Learning: Shuffle Operation

Monday, 3 January 2022

Shuffle Operation

Shuffle operation is the most expensive operation in Spark as takes a lot of I/O, networks calls.

Why we need shuffle operation:

While running some RDD transformations like groupByKey, Join the data needs to be re-partition.

For example:

groupByKey expects data of the same key on a single worker node but some of the data might be on other worker nodes, in such cases, data of the same key from all the worker nodes have to move to a single node.
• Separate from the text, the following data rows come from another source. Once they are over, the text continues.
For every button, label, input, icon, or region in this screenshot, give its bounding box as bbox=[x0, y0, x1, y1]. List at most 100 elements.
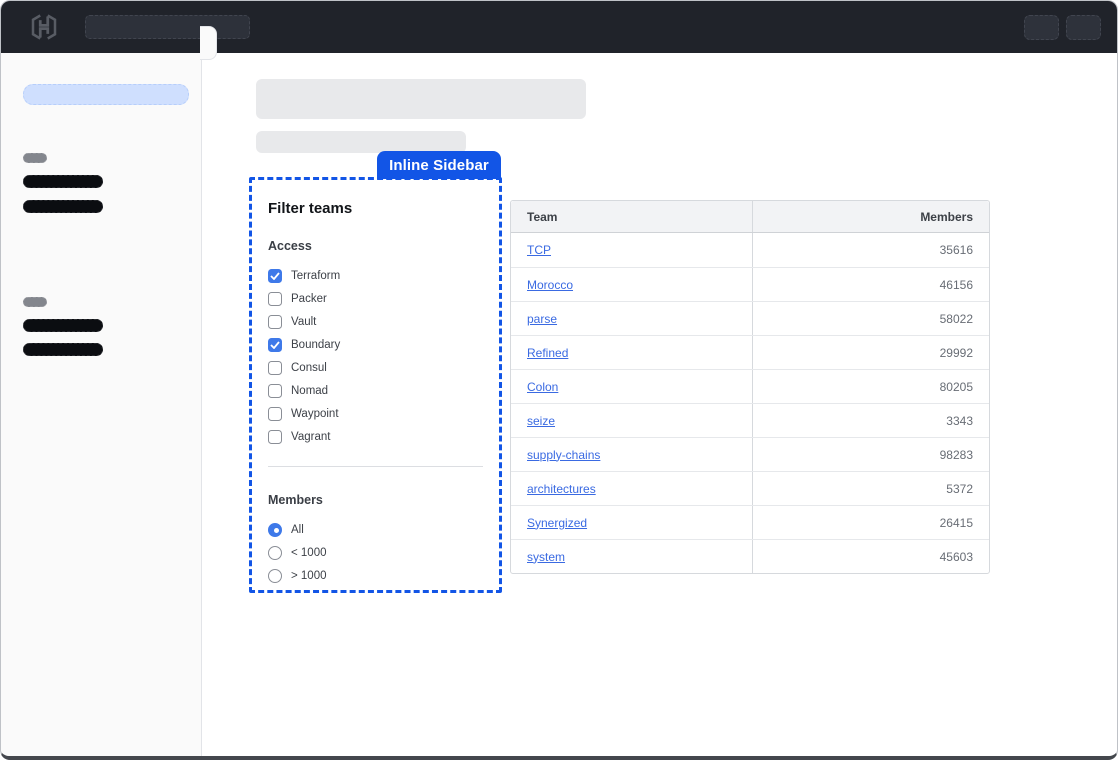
checkbox[interactable] bbox=[268, 315, 282, 329]
members-value: 58022 bbox=[940, 312, 973, 326]
team-link[interactable]: Refined bbox=[527, 346, 568, 360]
checkbox[interactable] bbox=[268, 292, 282, 306]
table-header-members: Members bbox=[753, 201, 989, 232]
radio-label: > 1000 bbox=[291, 570, 327, 582]
access-checkbox-row[interactable]: Terraform bbox=[268, 264, 483, 287]
team-cell: seize bbox=[511, 404, 753, 437]
team-cell: Morocco bbox=[511, 268, 753, 301]
checkbox[interactable] bbox=[268, 384, 282, 398]
team-link[interactable]: system bbox=[527, 550, 565, 564]
checkbox[interactable] bbox=[268, 430, 282, 444]
members-cell: 45603 bbox=[753, 540, 989, 573]
sidebar-item-skeleton[interactable] bbox=[23, 343, 103, 356]
radio-button[interactable] bbox=[268, 546, 282, 560]
hashicorp-logo-icon bbox=[29, 12, 59, 42]
checkbox-label: Vagrant bbox=[291, 431, 330, 443]
navbar-search-skeleton[interactable] bbox=[85, 15, 250, 39]
team-cell: TCP bbox=[511, 233, 753, 267]
section-divider bbox=[268, 466, 483, 467]
access-checkbox-row[interactable]: Nomad bbox=[268, 379, 483, 402]
members-cell: 80205 bbox=[753, 370, 989, 403]
team-cell: Refined bbox=[511, 336, 753, 369]
team-link[interactable]: seize bbox=[527, 414, 555, 428]
radio-button[interactable] bbox=[268, 523, 282, 537]
members-value: 29992 bbox=[940, 346, 973, 360]
access-checkbox-row[interactable]: Packer bbox=[268, 287, 483, 310]
members-value: 80205 bbox=[940, 380, 973, 394]
table-row: Morocco 46156 bbox=[511, 267, 989, 301]
checkbox[interactable] bbox=[268, 338, 282, 352]
table-row: seize 3343 bbox=[511, 403, 989, 437]
sidebar-section-label-skeleton bbox=[23, 297, 47, 307]
team-cell: parse bbox=[511, 302, 753, 335]
members-radio-row[interactable]: All bbox=[268, 518, 483, 541]
team-link[interactable]: Colon bbox=[527, 380, 558, 394]
team-cell: architectures bbox=[511, 472, 753, 505]
members-cell: 35616 bbox=[753, 233, 989, 267]
navbar-actions bbox=[1024, 15, 1101, 40]
team-link[interactable]: Morocco bbox=[527, 278, 573, 292]
members-cell: 58022 bbox=[753, 302, 989, 335]
team-link[interactable]: parse bbox=[527, 312, 557, 326]
access-checkbox-row[interactable]: Consul bbox=[268, 356, 483, 379]
sidebar-active-item-skeleton[interactable] bbox=[23, 84, 189, 105]
members-cell: 3343 bbox=[753, 404, 989, 437]
table-row: Refined 29992 bbox=[511, 335, 989, 369]
members-value: 3343 bbox=[946, 414, 973, 428]
members-value: 98283 bbox=[940, 448, 973, 462]
access-checkbox-row[interactable]: Vault bbox=[268, 310, 483, 333]
radio-label: All bbox=[291, 524, 304, 536]
table-row: system 45603 bbox=[511, 539, 989, 573]
members-value: 35616 bbox=[940, 243, 973, 257]
sidebar-section-label-skeleton bbox=[23, 153, 47, 163]
check-icon bbox=[270, 272, 280, 280]
sidebar-item-skeleton[interactable] bbox=[23, 319, 103, 332]
top-navbar bbox=[1, 1, 1117, 53]
members-cell: 26415 bbox=[753, 506, 989, 539]
main-content: Inline Sidebar Filter teams Access Terra… bbox=[202, 53, 1117, 756]
checkbox[interactable] bbox=[268, 361, 282, 375]
table-row: architectures 5372 bbox=[511, 471, 989, 505]
page-subtitle-skeleton bbox=[256, 131, 466, 153]
filter-panel-title: Filter teams bbox=[268, 200, 483, 217]
members-section: Members All < 1000 bbox=[268, 493, 483, 587]
team-link[interactable]: architectures bbox=[527, 482, 596, 496]
team-link[interactable]: supply-chains bbox=[527, 448, 600, 462]
radio-button[interactable] bbox=[268, 569, 282, 583]
checkbox-label: Terraform bbox=[291, 270, 340, 282]
radio-label: < 1000 bbox=[291, 547, 327, 559]
members-cell: 46156 bbox=[753, 268, 989, 301]
team-cell: Synergized bbox=[511, 506, 753, 539]
team-link[interactable]: Synergized bbox=[527, 516, 587, 530]
sidebar-toggle-handle[interactable] bbox=[200, 26, 217, 60]
access-section-label: Access bbox=[268, 239, 483, 253]
access-checkbox-row[interactable]: Waypoint bbox=[268, 402, 483, 425]
checkbox-label: Nomad bbox=[291, 385, 328, 397]
members-value: 45603 bbox=[940, 550, 973, 564]
access-checkbox-row[interactable]: Vagrant bbox=[268, 425, 483, 448]
access-checkbox-row[interactable]: Boundary bbox=[268, 333, 483, 356]
team-cell: supply-chains bbox=[511, 438, 753, 471]
checkbox[interactable] bbox=[268, 407, 282, 421]
table-row: parse 58022 bbox=[511, 301, 989, 335]
page-title-skeleton bbox=[256, 79, 586, 119]
sidebar-item-skeleton[interactable] bbox=[23, 200, 103, 213]
members-cell: 5372 bbox=[753, 472, 989, 505]
members-value: 26415 bbox=[940, 516, 973, 530]
sidebar-item-skeleton[interactable] bbox=[23, 175, 103, 188]
checkbox[interactable] bbox=[268, 269, 282, 283]
table-row: Synergized 26415 bbox=[511, 505, 989, 539]
navbar-action-skeleton[interactable] bbox=[1066, 15, 1101, 40]
members-radio-row[interactable]: < 1000 bbox=[268, 541, 483, 564]
members-radio-row[interactable]: > 1000 bbox=[268, 564, 483, 587]
members-section-label: Members bbox=[268, 493, 483, 507]
checkbox-label: Waypoint bbox=[291, 408, 339, 420]
team-link[interactable]: TCP bbox=[527, 243, 551, 257]
navbar-action-skeleton[interactable] bbox=[1024, 15, 1059, 40]
check-icon bbox=[270, 341, 280, 349]
teams-table: Team Members TCP 35616 bbox=[510, 200, 990, 574]
table-row: supply-chains 98283 bbox=[511, 437, 989, 471]
table-row: TCP 35616 bbox=[511, 233, 989, 267]
team-cell: Colon bbox=[511, 370, 753, 403]
filter-panel: Filter teams Access Terraform Pack bbox=[249, 177, 502, 593]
This shuffling of data involves transferring data on a network.

import org.apache.spark._
object Shuffle {
  def main(args: Array[String]): Unit = {
    val sc = new SparkContext("local[*]", "shuffleOperation")
    val input = List(("Scala", 123), ("R", 100), ("Scala", 199), ("Java", 555), ("Java", 77))
    val rdd = sc.parallelize(input)
    val mapInput =
      rdd.groupByKey()
        .map(x => (x._1, (x._2.size, x._2.sum)))
        .collect()
    mapInput.foreach(println)
    // Just to keep main function running so that we can check spark server at 4200.
    scala.io.StdIn.readLine()
  }
}

DAG for above program

Total time taken by this operation is 4 sec.

In this case all the data of same key moves to respective worked node and then it invokes group by key operations.

We can improve this by using redeuceByKey:

import org.apache.spark._
object ShuffleUsingReduce {
  def main(args: Array[String]): Unit = {
    val sc = new SparkContext("local[*]", "shuffleOperation")
    val input = List(("Scala", 123), ("R", 100), ("Scala", 199), ("Java", 555), ("Java", 77))
    val rdd = sc.parallelize(input)
    val mapInput =
      rdd.map(x=> (x._1, (1, x._2)))
        .reduceByKey((x,y) => (x._1 + y._1, x._2 + y._2))
        .collect()
    mapInput.foreach(println)
    // Just to keep main function running so that we can check spark server at 4200.
    scala.io.StdIn.readLine()
  }
}

Total time taken by this operation is 3 sec.

Before transferring the same key data to the respective worker node, reducebykey invokes reduce operation, so the total amount of transferred data is less than groupbykey.

In this case, only distinct/unique key data will be transferred from each node to the respective node.